Information and Communication Security Control Guidelines

Chapter 1: Preface

Ichia Technology Co., Ltd. (hereinafter referred to as the Company) has formulated this information security control guideline to comply with Article 9 of the "Guidelines for the Establishment of Internal Control Systems for Publicly Issued Companies" regarding the control operations of computerized information system processors.

In accordance with the provisions of the Information Security Management Act, in order to ensure the realization of the information security management system's policies and objectives and follow up on the company's information security management work, an operating procedure has been formulated.

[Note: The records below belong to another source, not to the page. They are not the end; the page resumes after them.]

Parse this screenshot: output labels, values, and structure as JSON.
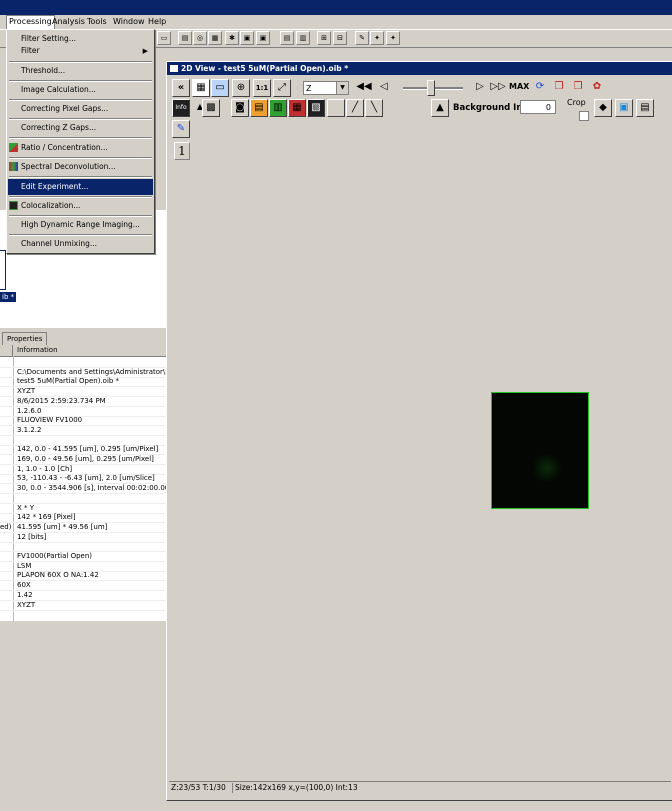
{
  "menubar": {
    "items": [
      "Processing",
      "Analysis",
      "Tools",
      "Window",
      "Help"
    ]
  },
  "processing_menu": {
    "items": [
      {
        "label": "Filter Setting...",
        "submenu": false
      },
      {
        "label": "Filter",
        "submenu": true
      },
      {
        "label": "Threshold...",
        "submenu": false
      },
      {
        "label": "Image Calculation...",
        "submenu": false
      },
      {
        "label": "Correcting Pixel Gaps...",
        "submenu": false
      },
      {
        "label": "Correcting Z Gaps...",
        "submenu": false
      },
      {
        "label": "Ratio / Concentration...",
        "submenu": false
      },
      {
        "label": "Spectral Deconvolution...",
        "submenu": false
      },
      {
        "label": "Edit Experiment...",
        "submenu": false,
        "highlighted": true
      },
      {
        "label": "Colocalization...",
        "submenu": false
      },
      {
        "label": "High Dynamic Range Imaging...",
        "submenu": false
      },
      {
        "label": "Channel Unmixing...",
        "submenu": false
      }
    ]
  },
  "left_panel": {
    "selected_file_label": "ib *",
    "properties_tab": "Properties",
    "info_header": "Information",
    "rows": [
      {
        "key": "",
        "value": ""
      },
      {
        "key": "",
        "value": "C:\\Documents and Settings\\Administrator\\De"
      },
      {
        "key": "",
        "value": "test5 5uM(Partial Open).oib *"
      },
      {
        "key": "",
        "value": "XYZT"
      },
      {
        "key": "",
        "value": "8/6/2015 2:59:23.734 PM"
      },
      {
        "key": "",
        "value": "1.2.6.0"
      },
      {
        "key": "",
        "value": "FLUOVIEW FV1000"
      },
      {
        "key": "",
        "value": "3.1.2.2"
      },
      {
        "key": "",
        "value": ""
      },
      {
        "key": "",
        "value": "142,  0.0 - 41.595 [um], 0.295 [um/Pixel]"
      },
      {
        "key": "",
        "value": "169,  0.0 - 49.56 [um], 0.295 [um/Pixel]"
      },
      {
        "key": "",
        "value": "1,  1.0 - 1.0 [Ch]"
      },
      {
        "key": "",
        "value": "53,  -110.43 - -6.43 [um], 2.0 [um/Slice]"
      },
      {
        "key": "",
        "value": "30,  0.0 - 3544.906 [s], Interval 00:02:00.00"
      },
      {
        "key": "",
        "value": ""
      },
      {
        "key": "",
        "value": "X * Y"
      },
      {
        "key": "",
        "value": "142 * 169 [Pixel]"
      },
      {
        "key": "ed)",
        "value": "41.595 [um] * 49.56 [um]"
      },
      {
        "key": "",
        "value": "12 [bits]"
      },
      {
        "key": "",
        "value": ""
      },
      {
        "key": "",
        "value": "FV1000(Partial Open)"
      },
      {
        "key": "",
        "value": "LSM"
      },
      {
        "key": "",
        "value": "PLAPON   60X O  NA:1.42"
      },
      {
        "key": "",
        "value": "60X"
      },
      {
        "key": "",
        "value": "1.42"
      },
      {
        "key": "",
        "value": "XYZT"
      }
    ]
  },
  "view_window": {
    "title": "2D View - test5 5uM(Partial Open).oib *",
    "axis_select": "Z",
    "max_label": "MAX",
    "background_label": "Background Int.",
    "background_value": "0",
    "crop_label": "Crop",
    "channel_number": "1",
    "btn_one_to_one": "1:1",
    "btn_info": "Info",
    "status_position": "Z:23/53 T:1/30",
    "status_info": "Size:142x169 x,y=(100,0) Int:13"
  },
  "colors": {
    "title_bar": "#0a246a",
    "highlight": "#0a246a",
    "face": "#d4d0c8",
    "image_border": "#20c020"
  }
}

This information security control guideline has been formulated to introduce an information security management mechanism and ensure the confidentiality, integrity, and availability of information assets.

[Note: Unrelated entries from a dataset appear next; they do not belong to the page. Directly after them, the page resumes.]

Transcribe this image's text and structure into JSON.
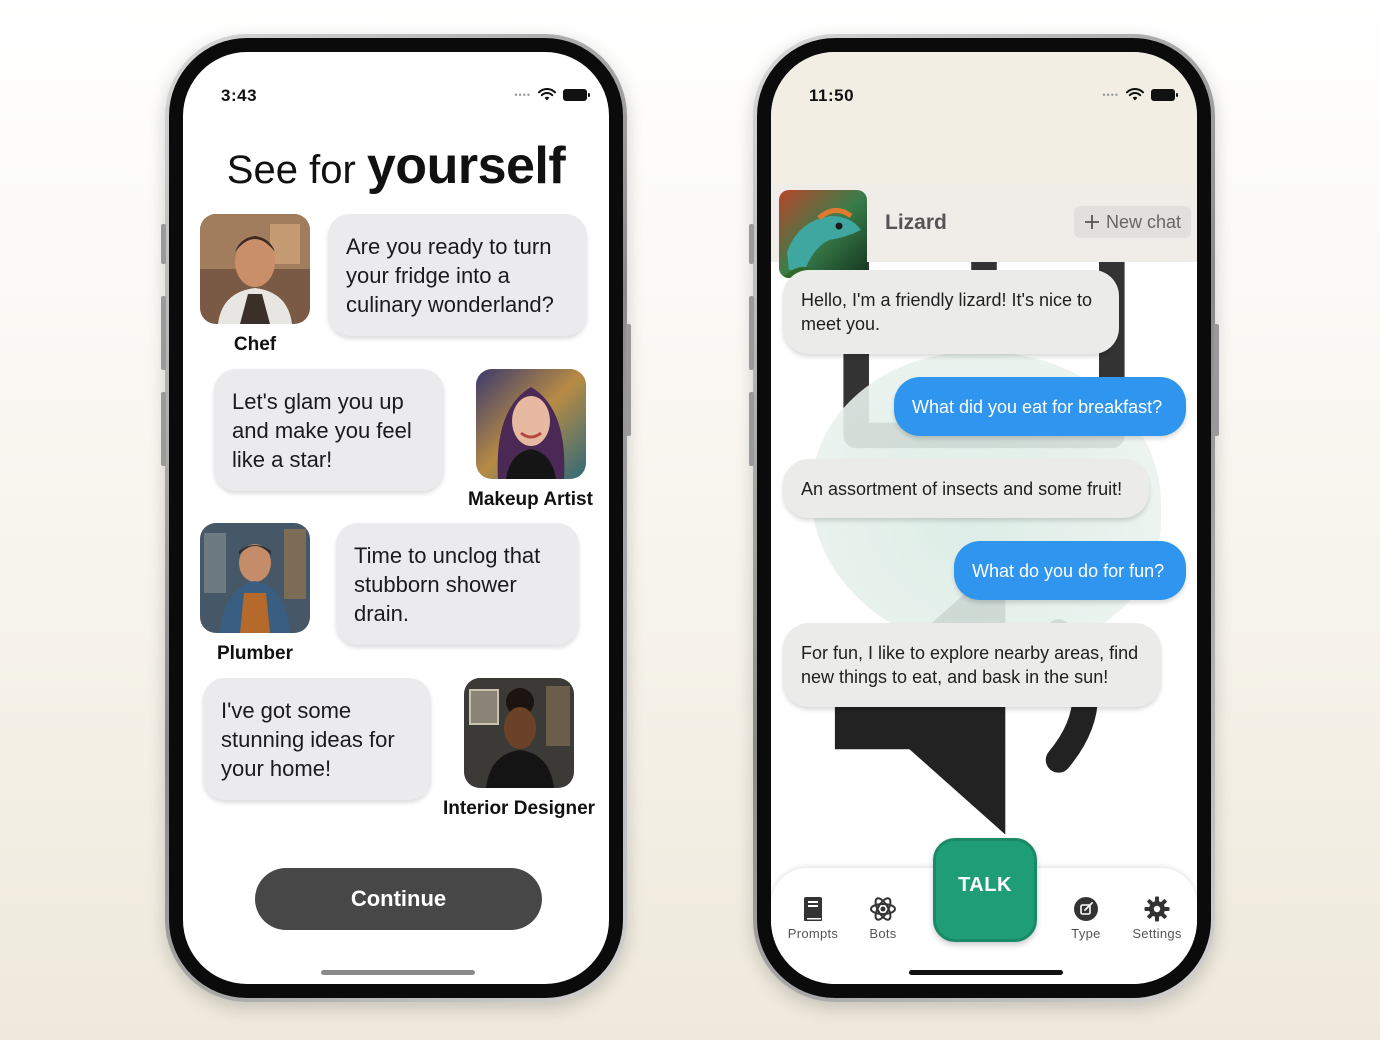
{
  "left_phone": {
    "status_time": "3:43",
    "title_light": "See for",
    "title_bold": "yourself",
    "personas": [
      {
        "name": "Chef",
        "message": "Are you ready to turn your fridge into a culinary wonderland?"
      },
      {
        "name": "Makeup Artist",
        "message": "Let's glam you up and make you feel like a star!"
      },
      {
        "name": "Plumber",
        "message": "Time to unclog that stubborn shower drain."
      },
      {
        "name": "Interior Designer",
        "message": "I've got some stunning ideas for your home!"
      }
    ],
    "continue_label": "Continue"
  },
  "right_phone": {
    "status_time": "11:50",
    "bot_name": "Lizard",
    "new_chat_label": "New chat",
    "messages": [
      {
        "from": "bot",
        "text": "Hello, I'm a friendly lizard! It's nice to meet you."
      },
      {
        "from": "user",
        "text": "What did you eat for breakfast?"
      },
      {
        "from": "bot",
        "text": "An assortment of insects and some fruit!"
      },
      {
        "from": "user",
        "text": "What do you do for fun?"
      },
      {
        "from": "bot",
        "text": "For fun, I like to explore nearby areas, find new things to eat, and bask in the sun!"
      }
    ],
    "talk_label": "TALK",
    "tabs": [
      {
        "label": "Prompts",
        "icon": "book-icon"
      },
      {
        "label": "Bots",
        "icon": "atom-icon"
      },
      {
        "label": "Type",
        "icon": "compose-icon"
      },
      {
        "label": "Settings",
        "icon": "gear-icon"
      }
    ],
    "toolbar_icons": [
      "share-icon",
      "speaker-icon",
      "crown-icon"
    ]
  },
  "colors": {
    "user_bubble": "#2f95ee",
    "bot_bubble": "#ebebea",
    "talk_button": "#1f9e76",
    "continue_button": "#474747",
    "header_bg": "#f2eee4"
  }
}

Chapter 2: Establish information and communications security policies and promote organizations

One - Information Security Policy

To protect the company's related information assets, including software and hardware facilities, data, and information security, from risks such as leakage, destruction, or loss due to external threats or improper management by internal personnel.

The company takes corresponding measures for information communication, such as: controlling risks, effective system management, strengthening self-security protection, cooperating with government policies, improving information communication security protection capabilities, complying with national laws and corporate internal regulations, ensuring information communication security, and achieving the goal of corporate sustainable operation.

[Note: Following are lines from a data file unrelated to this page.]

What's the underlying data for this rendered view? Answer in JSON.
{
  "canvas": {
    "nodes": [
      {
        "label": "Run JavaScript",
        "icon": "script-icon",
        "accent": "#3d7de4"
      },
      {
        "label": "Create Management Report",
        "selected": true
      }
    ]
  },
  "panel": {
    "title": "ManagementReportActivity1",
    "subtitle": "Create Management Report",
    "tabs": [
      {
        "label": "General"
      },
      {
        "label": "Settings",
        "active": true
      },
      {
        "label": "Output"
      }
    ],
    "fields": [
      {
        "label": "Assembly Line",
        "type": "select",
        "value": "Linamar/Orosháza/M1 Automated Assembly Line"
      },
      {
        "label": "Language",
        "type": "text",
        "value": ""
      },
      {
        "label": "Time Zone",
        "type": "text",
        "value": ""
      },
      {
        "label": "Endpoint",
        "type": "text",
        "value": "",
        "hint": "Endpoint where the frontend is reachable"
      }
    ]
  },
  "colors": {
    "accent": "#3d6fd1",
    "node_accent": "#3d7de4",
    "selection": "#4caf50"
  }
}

Two - Promote the organization

To promote information security policies, the following diagrams are used to determine the implementation guidelines

Require all information system personnel to undergo information security training courses every year

1. Cognitive training: General education on information security
2. Professional improvement: cybersecurity professional courses
3. Deepening the field: analysis of key skills
4. Innovative technology: cybersecurity control of emerging technologies

Chapter 3: The concept of PDCA cycle to achieve the company's sustainable management goal

Implementing the PDCA cycle helps ensure continuous improvement of the information security management system so that it can respond to changing risks and threats.

Helps ensure continued compliance with regulatory requirements and improve overall information security levels.

Chapter 4: Information Security Incident Reporting and Response

When an information security incident occurs, the reporting and response process is implemented in accordance with the regulations to ensure that the company can respond to the information security incident quickly and effectively.